Jack O’Connell and Kristen Stewart (photo) in Seberg (Photo: Amazon)
★★ (out of four)
DIRECTED BY Benedict Andrews
STARS Kristen Stewart, Jack O’Connell
They say misery loves company, so here comes Seberg to join Judy in paying tribute to the lamentable final days of a beloved screen icon.
Judy, for which Renée Zellweger recently earned a dubious Best Actress Academy Award, follows Judy Garland long after her A-list Hollywood years, instead focusing on the final phase when she was a tormented alcoholic whose unpredictability kept the producers of her London stage shows on perpetual edge. The movie ends with text informing us that she died of an accidental prescription drug overdose at the age of 47.
Likewise, Seberg, with Kristen Stewart doing just fine as American actress and French New Wave icon Jean Seberg, brushes past the career high point of Jean-Luc Godard’s Breathless (a landmark movie so influential that even the Criterion copy reads, “There was before Breathless, and there was after Breathless”) and instead centers on the final stretch, when her support of the Black Panther Movement led to her ceaseless harassment by J. Edgar Hoover’s FBI. The movie ends with text informing us that she died of an apparent suicide at the age of 40.
“There’s a war against black people in America. You just got caught in the crossfire,” states Panther activist and Seberg lover Hakim Jamal (Anthony Mackie). That’s largely true, but not the complete truth. Although the Hollywood blacklist had ended a few years earlier and Joseph McCarthy had been dead for over a decade, the House Un-American Activities Committee was still around (if just barely), former HUAC member Richard Nixon was U.S. President, and the tyrannical Hoover was using his governmental position to discredit those with opposing views, to instigate actions beyond his authority, and to spread lies with reckless abandon (hmm, sound like anybody we know today?). The right-wing thugs at the FBI routinely focused on celebrities espousing liberal views (e.g. Jane Fonda, Charlie Chaplin), so Seberg might eventually have been caught in the agency’s net anyway.

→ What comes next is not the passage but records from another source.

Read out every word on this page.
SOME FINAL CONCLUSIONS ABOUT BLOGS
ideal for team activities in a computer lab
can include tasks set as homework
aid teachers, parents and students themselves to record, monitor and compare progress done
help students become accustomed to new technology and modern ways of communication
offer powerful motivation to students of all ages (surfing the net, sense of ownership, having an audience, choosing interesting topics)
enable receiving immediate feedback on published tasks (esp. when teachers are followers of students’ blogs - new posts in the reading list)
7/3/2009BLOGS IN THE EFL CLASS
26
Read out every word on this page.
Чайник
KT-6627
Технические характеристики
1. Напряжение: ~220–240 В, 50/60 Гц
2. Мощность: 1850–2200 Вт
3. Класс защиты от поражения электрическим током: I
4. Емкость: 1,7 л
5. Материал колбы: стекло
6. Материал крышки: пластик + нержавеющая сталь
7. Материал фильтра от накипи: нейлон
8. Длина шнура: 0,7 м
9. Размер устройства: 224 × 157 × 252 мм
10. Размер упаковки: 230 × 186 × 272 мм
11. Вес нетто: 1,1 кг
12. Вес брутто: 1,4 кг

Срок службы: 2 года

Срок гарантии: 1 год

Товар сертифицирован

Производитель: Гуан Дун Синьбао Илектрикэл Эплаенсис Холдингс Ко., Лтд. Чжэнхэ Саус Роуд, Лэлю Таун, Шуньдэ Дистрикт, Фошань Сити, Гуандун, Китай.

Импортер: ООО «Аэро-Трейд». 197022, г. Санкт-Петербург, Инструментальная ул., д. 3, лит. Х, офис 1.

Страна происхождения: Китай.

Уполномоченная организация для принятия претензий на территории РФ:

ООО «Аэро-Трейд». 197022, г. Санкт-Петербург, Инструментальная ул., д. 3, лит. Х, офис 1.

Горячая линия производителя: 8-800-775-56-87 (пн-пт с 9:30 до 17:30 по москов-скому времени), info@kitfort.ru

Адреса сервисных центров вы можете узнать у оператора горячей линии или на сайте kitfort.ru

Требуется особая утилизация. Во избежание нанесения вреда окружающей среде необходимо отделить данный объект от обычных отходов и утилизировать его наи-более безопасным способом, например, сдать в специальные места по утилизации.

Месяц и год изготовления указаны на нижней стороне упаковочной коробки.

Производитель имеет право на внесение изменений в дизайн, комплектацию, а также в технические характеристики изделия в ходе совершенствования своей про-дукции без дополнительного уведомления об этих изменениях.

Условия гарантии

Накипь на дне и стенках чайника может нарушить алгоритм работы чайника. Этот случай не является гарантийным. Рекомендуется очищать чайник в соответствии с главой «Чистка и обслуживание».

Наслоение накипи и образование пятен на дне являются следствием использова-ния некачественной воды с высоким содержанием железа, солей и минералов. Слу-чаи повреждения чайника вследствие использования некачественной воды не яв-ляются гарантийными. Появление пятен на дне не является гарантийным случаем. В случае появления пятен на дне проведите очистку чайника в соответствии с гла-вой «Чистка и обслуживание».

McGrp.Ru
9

Still, it was Seberg’s relationship with Jamal and her concern for the welfare of African-Americans that most incensed Hoover, a man so racist that he was known to shield KKK members from prosecution (I’m sure at some point he also called them “very fine people”). The FBI did a thorough job of spreading falsehoods to discredit her, and one of these lies — that her pregnancy was the result of her interracial tryst with Jamal — took such a toll on her nerves that the baby was born prematurely and died two days later.
Seberg is an American horror story about being on the right side of history but at the absolutely wrong time, and it works within that context. But as a piece on Seberg herself, it remains superficial, with its biggest drawback being that it provides a co-starring role for Jack O’Connell as Jack Solomon. And who, you may ask, is Jack Solomon? Exactly. He’s a fictional character made up for this screen interpretation, an FBI agent who initially goes hard after Seberg but softens up once he witnesses her brutal treatment by his peers (including one played by Vince Vaughn, who, given his abhorrent real-life views, doubtless thought he was playing the film’s hero).
Creating fictional characters (generally to serve as composites of real people) in fact-based movies is nothing new, of course, but the filmmakers usually have the sense to allow the character to remain off to the side, often employed as a Greek chorus. The makers of Seberg have opted to make O’Connell’s Solomon the co-star of this picture, and it’s irritating to see the same weight given to his fictional travails as is given to Seberg’s factual tragedies. It creates an imbalance from which the movie never fully recovers — a breathless story rendered wheezy.